Personal information
- Nickname: Henry Chaff
- Born: Enrique 'Henry' Chaffardet December 5, 1907 Güiria, Venezuela
- Died: November 17, 1979 (aged 71) Caracas, Venezuela
- Height: 5 ft 6 in (168 cm)
- Weight: Bantamweight

Boxing career
- Stance: Orthodox

Boxing record
- Wins: 58
- Win by KO: 34
- Losses: 18
- Draws: 7
- No contests: 0

= Enrique Chaffardet =

Venezuelan boxer

Enrique Chaffardet (December 5, 1907 – April 24, 1980) was a Venezuelan professional boxer during the Roaring Twenties who became the Venezuelan featherweight champion on August 17, 1930, after beating Sixto Escobar. Also known as 'Henry Chaff' and 'El Indio de Irapa' he was the first Venezuelan boxer to ever achieve international success and was eventually inducted into a Boxing Hall of Fame with an official record of 58–20–7. Born in Güiria, Venezuela, he is one of the nation's most legendary athletes. He is also the great-grandfather of Venezuelan footballer Andres De Abreu.
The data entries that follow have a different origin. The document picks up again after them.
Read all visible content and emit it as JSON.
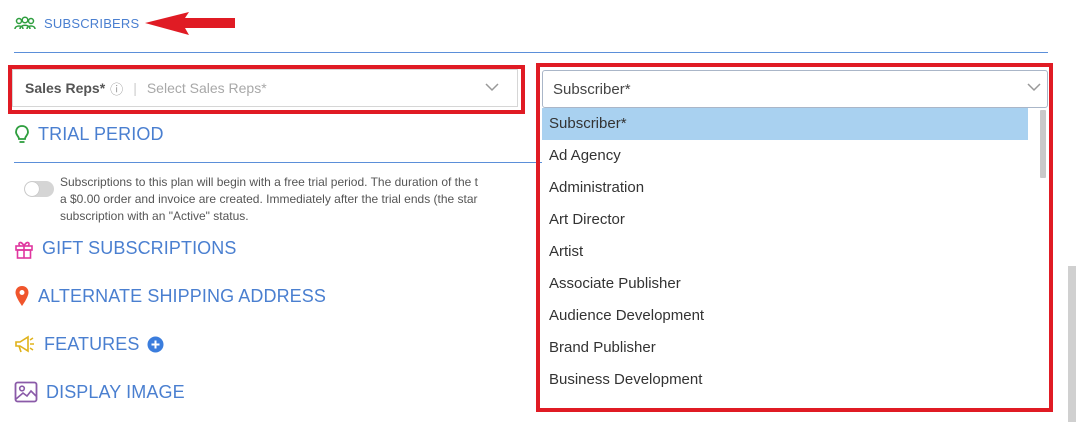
{
  "subscribers": {
    "label": "SUBSCRIBERS"
  },
  "sales_reps": {
    "label": "Sales Reps*",
    "info_icon": "ⓘ",
    "separator": "|",
    "placeholder": "Select Sales Reps*"
  },
  "trial": {
    "title": "TRIAL PERIOD",
    "description": "Subscriptions to this plan will begin with a free trial period. The duration of the t\na $0.00 order and invoice are created. Immediately after the trial ends (the star\nsubscription with an \"Active\" status."
  },
  "sections": {
    "gift": "GIFT SUBSCRIPTIONS",
    "alt_shipping": "ALTERNATE SHIPPING ADDRESS",
    "features": "FEATURES",
    "display_image": "DISPLAY IMAGE"
  },
  "role_dropdown": {
    "selected": "Subscriber*",
    "options": [
      "Subscriber*",
      "Ad Agency",
      "Administration",
      "Art Director",
      "Artist",
      "Associate Publisher",
      "Audience Development",
      "Brand Publisher",
      "Business Development"
    ]
  },
  "colors": {
    "accent": "#4a7fd0",
    "highlight_red": "#e01b24",
    "selected_option": "#a9d1f0",
    "green_icon": "#2e9e3e",
    "gift_pink": "#e0369f",
    "pin_orange": "#f0552c",
    "megaphone_yellow": "#e0b21a",
    "image_purple": "#8a5aa8"
  }
}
Later on Enrique Chaffardets family fled Venezuela for political reasons and they settled in New York City. In New York he was known as "Henry Chaff." Chaffardet (sometimes spelled "Chafferdet" by the papers) fought as an amateur in New York City around 1924–1925. In 1924 he worked as a sparring partner for Pancho Villa in New York. As an amateur boxer for the Ascension Parish House, he scored three kayo victories in one night. He turned pro around 1925, and was trained by former champion Mike McTigue and Clonie Tait. He was the most sought-after boxer in Brooklyn in 1926. His professional debut was on October 7, 1926, against Ernie Lind in New Jersey.

Chaffardet moved to Puerto Rico, and reportedly appeared on the first legal boxing card there. He then returned to Venezuela and continued training boxers, including future rival Simon Chavez.

Venezuelan sources report Chaffardet had over 100 wins as a pro, with about 18 losses. He ended his career in 1944.

Chaffardet died on April 24, 1980, in Caracas, Venezuela.